Malikwad is a village which is located in the Belgaum district of Karnataka state, India. It is located on the banks of the Doodhganga River.  The river acts as the border between Karnataka and Maharashtra. Due to the border separation, the people in the area are bilingual; many can speak as well as write both Kannada and Marathi languages. Facilities in the village include schools, a library, and public toilets.  Agriculture is a mainstream source of income of the village.  It is regarded as one of the highest sugarcane producing villages. Along with sugarcane, farmers also grow different kinds of fruits and vegetables such as tomatoes and bananas.

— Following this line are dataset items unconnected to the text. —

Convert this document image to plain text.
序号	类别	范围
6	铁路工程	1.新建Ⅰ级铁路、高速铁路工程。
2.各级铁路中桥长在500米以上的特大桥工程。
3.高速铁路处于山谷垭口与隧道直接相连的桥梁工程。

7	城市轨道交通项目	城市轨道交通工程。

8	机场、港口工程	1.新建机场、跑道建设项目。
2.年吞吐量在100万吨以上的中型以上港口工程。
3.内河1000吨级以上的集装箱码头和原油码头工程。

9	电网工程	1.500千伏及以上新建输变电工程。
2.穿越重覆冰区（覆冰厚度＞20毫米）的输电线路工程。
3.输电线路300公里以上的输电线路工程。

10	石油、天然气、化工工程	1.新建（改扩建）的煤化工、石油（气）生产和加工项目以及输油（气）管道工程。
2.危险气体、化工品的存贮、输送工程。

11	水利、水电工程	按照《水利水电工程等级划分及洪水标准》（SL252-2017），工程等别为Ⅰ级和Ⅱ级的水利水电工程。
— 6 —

Almost one member of every family in the area is in the Indian army, so people have called this village “Sainik Malikwad,” the word “sainik” meaning “soldier.”

The infrastructure of the village is very simple. It has a main road that connects the highway to the village. As soon as one enters the village, there is the Ganesh temple, and as the villagers are devout, there are eight temples throughout the village. Roads are surfaced and among the traditional village houses stand some larger buildings.  In the middle of the village is a wada located upon a hill; this is the house of the sarkar who ruled the village a long time ago, and their family still lives there. There is a society office which distributes grains, rice, and oil to the poor families. At the end of the road is the Gram Panchayat Karyalay, an office which holds all records of villagers.